We strive to operate as a responsible and sustainable company, driving prosperity through our core business, and collaborating with local partners to promote social and economic development.
Our sustainability priorities – contributing to sustainable economic growth, being a responsible company and investing in communities – provide a framework for how we respond to the social and environmental concerns of our stakeholders, and create opportunities to improve livelihoods. These are supported by our 11 global Sustainability Aspirations, which set out measurable actions to achieve sustainable outcomes. Aligned to the UN Sustainable Development Goals, the Aspirations were launched globally in 2017 to help address environmental and social matters identified by stakeholders and colleagues in our key markets.

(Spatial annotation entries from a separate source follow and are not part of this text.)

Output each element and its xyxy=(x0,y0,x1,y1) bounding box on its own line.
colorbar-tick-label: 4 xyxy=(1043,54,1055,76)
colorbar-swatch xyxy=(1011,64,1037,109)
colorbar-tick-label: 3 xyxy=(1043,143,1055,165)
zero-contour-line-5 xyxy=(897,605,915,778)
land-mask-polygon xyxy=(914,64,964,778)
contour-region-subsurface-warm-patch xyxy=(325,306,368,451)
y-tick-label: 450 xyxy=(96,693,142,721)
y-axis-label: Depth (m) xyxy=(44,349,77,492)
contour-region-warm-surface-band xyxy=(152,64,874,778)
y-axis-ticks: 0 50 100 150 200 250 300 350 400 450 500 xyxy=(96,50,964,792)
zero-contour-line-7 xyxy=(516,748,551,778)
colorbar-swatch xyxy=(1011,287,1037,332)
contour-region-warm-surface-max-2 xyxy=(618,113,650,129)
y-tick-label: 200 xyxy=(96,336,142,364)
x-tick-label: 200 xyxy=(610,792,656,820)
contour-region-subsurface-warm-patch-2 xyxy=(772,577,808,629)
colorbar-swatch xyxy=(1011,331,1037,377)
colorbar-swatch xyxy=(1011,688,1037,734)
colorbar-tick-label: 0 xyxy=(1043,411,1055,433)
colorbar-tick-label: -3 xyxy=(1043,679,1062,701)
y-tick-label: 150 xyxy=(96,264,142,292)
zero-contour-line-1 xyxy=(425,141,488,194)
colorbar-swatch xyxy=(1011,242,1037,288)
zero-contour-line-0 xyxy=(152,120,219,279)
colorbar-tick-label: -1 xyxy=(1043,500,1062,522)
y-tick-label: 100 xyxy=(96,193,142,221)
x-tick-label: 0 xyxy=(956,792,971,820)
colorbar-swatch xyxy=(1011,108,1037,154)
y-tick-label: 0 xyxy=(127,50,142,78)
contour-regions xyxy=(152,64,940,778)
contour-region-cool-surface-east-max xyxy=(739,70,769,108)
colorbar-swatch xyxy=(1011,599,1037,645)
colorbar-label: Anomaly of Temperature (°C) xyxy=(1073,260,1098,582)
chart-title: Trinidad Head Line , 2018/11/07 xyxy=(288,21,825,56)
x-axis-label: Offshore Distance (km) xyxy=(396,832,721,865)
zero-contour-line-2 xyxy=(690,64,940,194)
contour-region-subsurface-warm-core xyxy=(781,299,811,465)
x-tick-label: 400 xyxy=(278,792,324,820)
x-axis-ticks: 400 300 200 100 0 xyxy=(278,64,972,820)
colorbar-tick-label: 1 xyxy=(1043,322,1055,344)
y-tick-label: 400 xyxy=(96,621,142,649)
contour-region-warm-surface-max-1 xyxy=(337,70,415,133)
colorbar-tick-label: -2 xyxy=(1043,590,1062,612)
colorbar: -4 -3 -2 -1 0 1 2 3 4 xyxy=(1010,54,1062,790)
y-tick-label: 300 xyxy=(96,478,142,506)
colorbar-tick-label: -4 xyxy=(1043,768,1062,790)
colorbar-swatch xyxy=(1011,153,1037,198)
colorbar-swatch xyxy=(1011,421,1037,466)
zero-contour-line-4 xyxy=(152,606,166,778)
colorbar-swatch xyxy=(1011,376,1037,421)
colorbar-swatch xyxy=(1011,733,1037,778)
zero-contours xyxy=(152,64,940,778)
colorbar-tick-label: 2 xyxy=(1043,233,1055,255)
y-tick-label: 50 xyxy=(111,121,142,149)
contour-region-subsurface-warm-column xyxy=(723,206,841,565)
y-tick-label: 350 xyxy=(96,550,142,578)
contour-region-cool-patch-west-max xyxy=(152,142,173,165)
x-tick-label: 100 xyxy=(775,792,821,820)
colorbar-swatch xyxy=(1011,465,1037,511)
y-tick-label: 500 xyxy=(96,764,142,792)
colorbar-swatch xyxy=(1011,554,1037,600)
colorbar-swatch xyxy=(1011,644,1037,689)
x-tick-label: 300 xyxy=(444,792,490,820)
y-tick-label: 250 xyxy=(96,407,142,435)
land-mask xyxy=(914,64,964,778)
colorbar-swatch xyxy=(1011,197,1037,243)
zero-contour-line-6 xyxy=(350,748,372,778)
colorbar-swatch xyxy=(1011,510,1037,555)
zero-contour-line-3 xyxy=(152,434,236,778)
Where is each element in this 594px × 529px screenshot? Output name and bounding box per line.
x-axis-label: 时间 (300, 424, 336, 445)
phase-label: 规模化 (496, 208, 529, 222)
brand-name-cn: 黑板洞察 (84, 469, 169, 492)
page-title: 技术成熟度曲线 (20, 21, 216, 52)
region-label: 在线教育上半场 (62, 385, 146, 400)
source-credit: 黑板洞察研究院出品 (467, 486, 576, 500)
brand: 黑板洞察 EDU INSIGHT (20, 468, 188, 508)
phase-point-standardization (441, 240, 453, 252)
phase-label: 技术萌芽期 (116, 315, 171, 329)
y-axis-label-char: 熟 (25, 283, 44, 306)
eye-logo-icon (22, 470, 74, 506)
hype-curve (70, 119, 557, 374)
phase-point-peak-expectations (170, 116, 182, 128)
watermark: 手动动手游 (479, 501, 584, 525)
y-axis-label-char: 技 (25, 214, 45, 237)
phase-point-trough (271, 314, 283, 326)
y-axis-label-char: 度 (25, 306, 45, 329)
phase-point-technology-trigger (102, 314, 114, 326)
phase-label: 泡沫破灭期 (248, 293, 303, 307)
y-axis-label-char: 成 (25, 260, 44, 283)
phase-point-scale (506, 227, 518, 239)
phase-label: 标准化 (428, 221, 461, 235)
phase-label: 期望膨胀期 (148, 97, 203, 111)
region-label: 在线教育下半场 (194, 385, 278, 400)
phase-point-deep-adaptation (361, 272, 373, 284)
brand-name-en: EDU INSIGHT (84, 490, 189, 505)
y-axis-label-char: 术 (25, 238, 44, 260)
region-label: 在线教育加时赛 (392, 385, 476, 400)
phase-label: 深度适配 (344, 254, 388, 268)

In India, our sustainable community programmes target the issues of health, education, employability and entrepreneurship. Digital technology is interwoven into various aspects of our community programmes to significantly improve the value they deliver to the society, as well as, guide their future sustainability.
Seeing is Believing is our global flagship community programme which tackles avoidable blindness. In India, between 2003 and 2017 we have provided more than 13 million eye care interventions through a network of 125 vision centres across 22 states. In 2018, we launched a new project in Northeast India, and made a further investment to train and employ 100 underprivileged girls as certified ophthalmic paramedics by 2020. Our Seeing is Believing projects embrace and promote new technological advancements to deliver superior quality service and products, like the use of cloud-based mobile tablets for wider community outreach, or developing the Hummingbird phaco machine and Simply Reading application.
WASHE (Water, Sanitation, Hygiene and Education) is the Bank’s flagship community investment programme in India which provides access to water, sanitation facilities and education to adolescent girls in municipal schools, and disadvantaged communities at large. Between 2006 and 2017, we have impacted more than 100,000 girls in 18 schools across Maharashtra and Delhi. In 2018, we have added six new schools, thereby, expanding our WASHE school footprint to 24 schools pan India, reaching an additional 5,000 adolescent girls and 20,000 family members.
Since 2017, we have set up 14 solar water ATMs in technical partnership with Piramal Sarvajal, who is acknowledged as global pioneer in deploying remote tracking decentralised water solutions and solar powered, smart water vending machines (popularly known as Water ATMs). These water ATMs will benefit 4,000 people in the underserved communities of India. The WeSURE (Water for Enabling SUstainable Reforms) community project with the Confederation of Indian Industry (CII) Foundation and CII-Triveni Water Institute applies the world-class WATSCAN remote sensing tool to help villages transition from being drought-prone to drought-free. In 2018, we are strengthening watershed management in four villages of Aurangabad which will impact the lives and livelihoods of 5,000 farmers.
Goal is our global education programme to empower girls and young women through sport and life-skills training. In India, the programme has empowered more than 18,000 girls in 2017, and more than 60,000 girls between 2006 and 2017.